A drug dealer who won £21,000 compensation for an accident inside prison has been ordered to pay almost half his damages as compensation for the crime that led to him being in jail.

Stephen Hall received the payout from the prison service after being hit by a rock while he was building an ornamental pond in Channings Wood Prison at Newton Abbot in 2012.

He was serving a four year sentence for dealing in class A drugs and received the money after he had served his time and been released.

He has now been ordered to pay back the £9,587.40 which he still has in his bank account under the Proceeds of Crime Act.

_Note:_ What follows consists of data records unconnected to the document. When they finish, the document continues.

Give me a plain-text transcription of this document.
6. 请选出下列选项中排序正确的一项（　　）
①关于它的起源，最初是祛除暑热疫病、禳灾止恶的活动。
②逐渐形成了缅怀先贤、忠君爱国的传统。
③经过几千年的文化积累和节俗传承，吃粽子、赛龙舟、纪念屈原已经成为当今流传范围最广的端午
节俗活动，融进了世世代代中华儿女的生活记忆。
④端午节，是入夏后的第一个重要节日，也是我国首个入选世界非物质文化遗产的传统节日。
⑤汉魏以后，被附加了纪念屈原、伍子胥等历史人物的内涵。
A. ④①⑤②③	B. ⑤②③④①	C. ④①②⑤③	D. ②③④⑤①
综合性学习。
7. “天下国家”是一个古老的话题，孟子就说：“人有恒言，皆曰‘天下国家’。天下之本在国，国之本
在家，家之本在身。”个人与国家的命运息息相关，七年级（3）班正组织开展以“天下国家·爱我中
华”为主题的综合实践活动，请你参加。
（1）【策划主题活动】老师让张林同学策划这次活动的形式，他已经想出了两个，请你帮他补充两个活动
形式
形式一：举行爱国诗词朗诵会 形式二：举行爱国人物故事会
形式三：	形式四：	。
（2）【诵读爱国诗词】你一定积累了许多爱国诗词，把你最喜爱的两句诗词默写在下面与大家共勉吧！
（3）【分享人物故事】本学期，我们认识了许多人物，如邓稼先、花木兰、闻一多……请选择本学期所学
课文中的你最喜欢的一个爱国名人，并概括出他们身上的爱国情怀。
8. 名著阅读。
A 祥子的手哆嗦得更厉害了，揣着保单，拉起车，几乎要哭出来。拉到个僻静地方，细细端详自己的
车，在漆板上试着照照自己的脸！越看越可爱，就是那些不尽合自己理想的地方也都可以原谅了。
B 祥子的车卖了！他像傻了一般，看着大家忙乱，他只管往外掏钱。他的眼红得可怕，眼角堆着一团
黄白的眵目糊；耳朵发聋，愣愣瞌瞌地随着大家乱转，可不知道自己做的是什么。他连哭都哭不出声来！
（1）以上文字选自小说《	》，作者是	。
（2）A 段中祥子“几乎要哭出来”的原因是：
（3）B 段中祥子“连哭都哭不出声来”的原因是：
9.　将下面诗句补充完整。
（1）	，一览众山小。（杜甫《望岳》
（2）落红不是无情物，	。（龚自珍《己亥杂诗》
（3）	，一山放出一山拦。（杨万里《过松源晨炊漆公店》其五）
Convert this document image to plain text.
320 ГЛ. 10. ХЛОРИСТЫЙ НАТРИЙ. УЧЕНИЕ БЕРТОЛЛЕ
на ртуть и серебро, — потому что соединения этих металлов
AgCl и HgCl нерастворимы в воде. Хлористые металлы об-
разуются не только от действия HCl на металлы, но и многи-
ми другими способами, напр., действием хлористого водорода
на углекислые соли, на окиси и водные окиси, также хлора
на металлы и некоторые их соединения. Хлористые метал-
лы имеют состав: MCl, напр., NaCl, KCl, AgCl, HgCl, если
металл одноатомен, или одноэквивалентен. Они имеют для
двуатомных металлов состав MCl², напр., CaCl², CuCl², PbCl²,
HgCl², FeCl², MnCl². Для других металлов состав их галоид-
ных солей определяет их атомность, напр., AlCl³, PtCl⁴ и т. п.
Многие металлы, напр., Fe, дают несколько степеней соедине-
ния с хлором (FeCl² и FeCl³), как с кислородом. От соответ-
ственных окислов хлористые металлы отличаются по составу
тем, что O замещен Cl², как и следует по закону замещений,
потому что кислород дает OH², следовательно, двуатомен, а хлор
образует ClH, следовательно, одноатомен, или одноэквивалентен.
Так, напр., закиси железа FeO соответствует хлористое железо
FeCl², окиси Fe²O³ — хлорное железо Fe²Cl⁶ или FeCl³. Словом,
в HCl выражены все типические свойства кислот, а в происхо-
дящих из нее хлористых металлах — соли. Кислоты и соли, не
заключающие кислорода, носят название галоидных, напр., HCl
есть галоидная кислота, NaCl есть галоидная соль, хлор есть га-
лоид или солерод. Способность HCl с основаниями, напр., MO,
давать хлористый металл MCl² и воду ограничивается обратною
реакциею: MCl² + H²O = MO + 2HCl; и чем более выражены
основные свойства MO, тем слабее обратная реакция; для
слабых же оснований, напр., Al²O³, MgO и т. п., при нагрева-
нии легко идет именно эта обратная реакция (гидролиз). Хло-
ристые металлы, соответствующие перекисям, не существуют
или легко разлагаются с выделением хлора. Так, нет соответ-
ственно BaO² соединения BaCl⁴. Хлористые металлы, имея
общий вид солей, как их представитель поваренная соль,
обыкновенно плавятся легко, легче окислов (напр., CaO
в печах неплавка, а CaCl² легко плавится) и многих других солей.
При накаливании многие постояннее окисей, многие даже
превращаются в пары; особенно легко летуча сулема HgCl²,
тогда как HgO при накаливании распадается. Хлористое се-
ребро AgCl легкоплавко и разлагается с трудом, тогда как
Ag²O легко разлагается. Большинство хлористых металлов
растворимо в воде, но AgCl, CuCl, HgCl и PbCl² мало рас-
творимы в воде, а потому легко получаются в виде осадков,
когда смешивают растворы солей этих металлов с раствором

Hall, aged 55, formerly of Torquay but now of Clarendon Road, Brighton, had no assets when the first investigation into assets was carried out in 2011 and was ordered to pay a nominal amount of £1.

The figure by which he benefited from crime was set at £20,969.09 at the same hearing. It is pure coincidence that the amount is almost identical to the money he received in compensation from the prison service.

Hall was brought back to Exeter Crown Court under the Proceeds of Crime Act and ordered by Judge David Evans to pay £9,587.40 within three months or serve a further six months in jail.

His three bank accounts have already been frozen by financial investigators after they discovered he had gone on holidays to Amsterdam and Iceland while apparently living on £728.60 a month in benefits.

The money for the holidays had not come out of his bank accounts and he had not withdrawn any cash from them over the past month, leaving the investigators mystified at what he was living on.

Hall told the judge his brother paid for the trip to Amsterdam, a friend for the holiday in Iceland, and that he was not using his bank because he suffers from PTSD and is unable to leave his house.

He said friends lent him cash and allowed him to use their bank accounts to pay direct debits.

Hall claimed he should be allowed to keep the rest of his payout because he needed the money to pay for private treatment for PTSD.

He said he suffered from the illness as a result of his accident at Channings Wood and an incident in the 1980s in which he fell out of a window.

Judge Evans said the £9,587.40 payment is not unjust or disproportionate and that Hall could access treatment for PTSD on the National Health if he needed it.